= Carlo Biscaretti di Ruffia =

Italian artist, designer, and journalist

Conte Carlo Biscaretti di Ruffia (24 August 1879 – 7 September 1959) was an Italian artist, industrial designer and journalist. He was the founder of the National Automobile Museum.

==Life==
He was born on 24 August 1879 in Turin. He was the son of Roberto Biscaretti di Ruffia, a senator who was involved in the establishment of Fiat (1899). As a youngster, Carlo assisted in the first Italian automobile race (Turin-Asti-Turin, 1896). In 1898, he started the "Automobile Club di Torino" (Automobile Club of Turin) (he was president until 1948), which then became the Automobile Club d'Italia. He also took part in the first Giro d'Italia automobilistico (1901).

Biscaretti di Ruffia got a law degree (1904) and worked a while in Genoa for "Filiale di Fabbre e Gagliardi", a bicycle accessory shop, before moving to Rome to run the offices of Carrozzeria Alessio. Back in his hometown, he established the "Studio Tecnico Carlo Biscaretti" in via della Rocca 22, Turin. He was involved in the early Itala 51 vehicles (illustrations), for Michelin and contributed to several motor journals.

He was also involved in the Turin Auto Show. He collected vehicles since 1933 and he founded the Museo Nazionale dell'Automobile "Carlo Biscaretti di Ruffia", which was opened in 1960 after his death.
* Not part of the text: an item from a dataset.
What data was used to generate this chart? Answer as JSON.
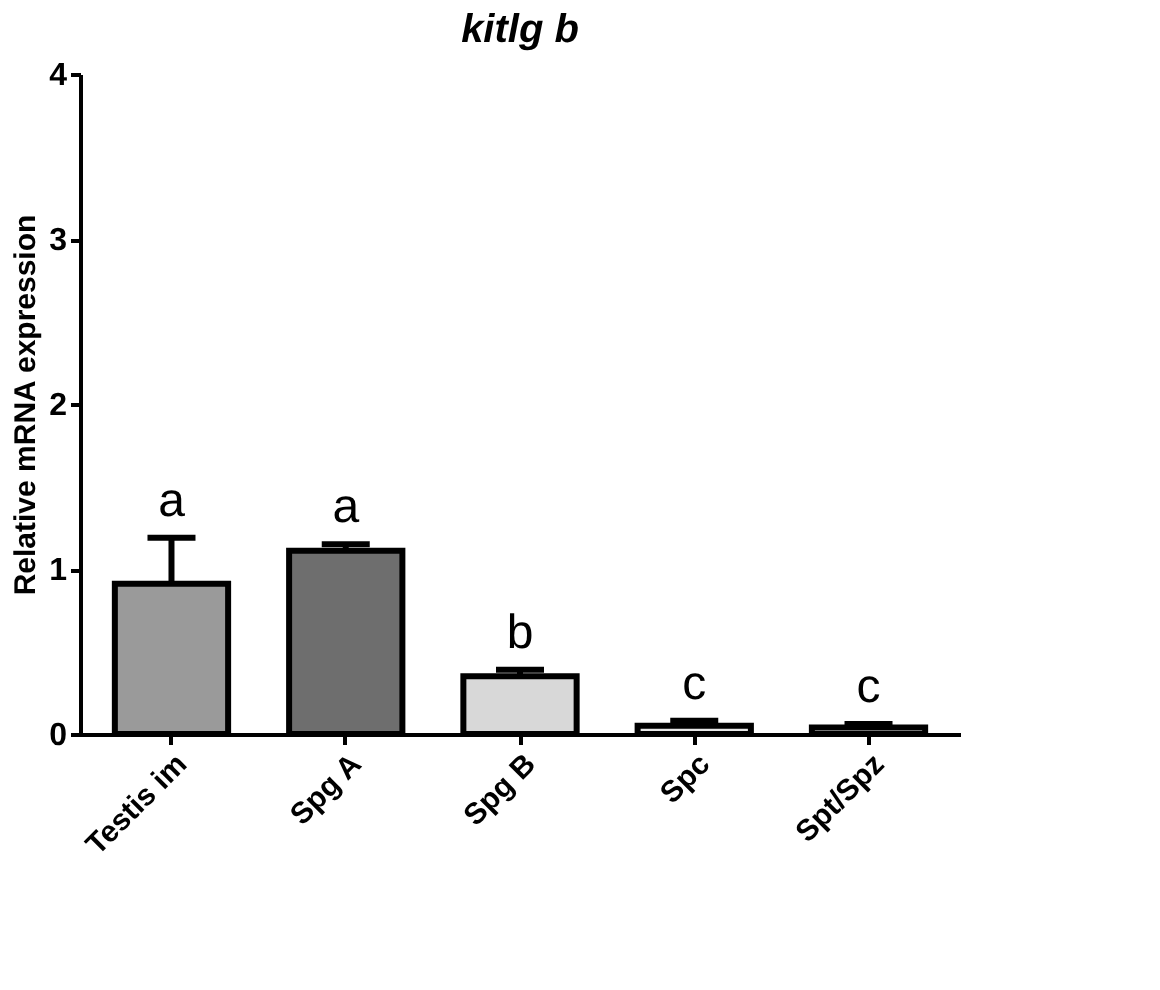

He died on 7 September 1959 in Ripafratta, San Giuliano Terme.

== Lancia logo ==
In February 1899, Vincenzo Lancia was sent to help Carlo Biscaretti di Ruffia, who owned a defective Benz and they quickly became friends. Biscaretti di Ruffia was due to become important in Lancia's history and is credited for designing the Lancia logo with the blue flag in 1911.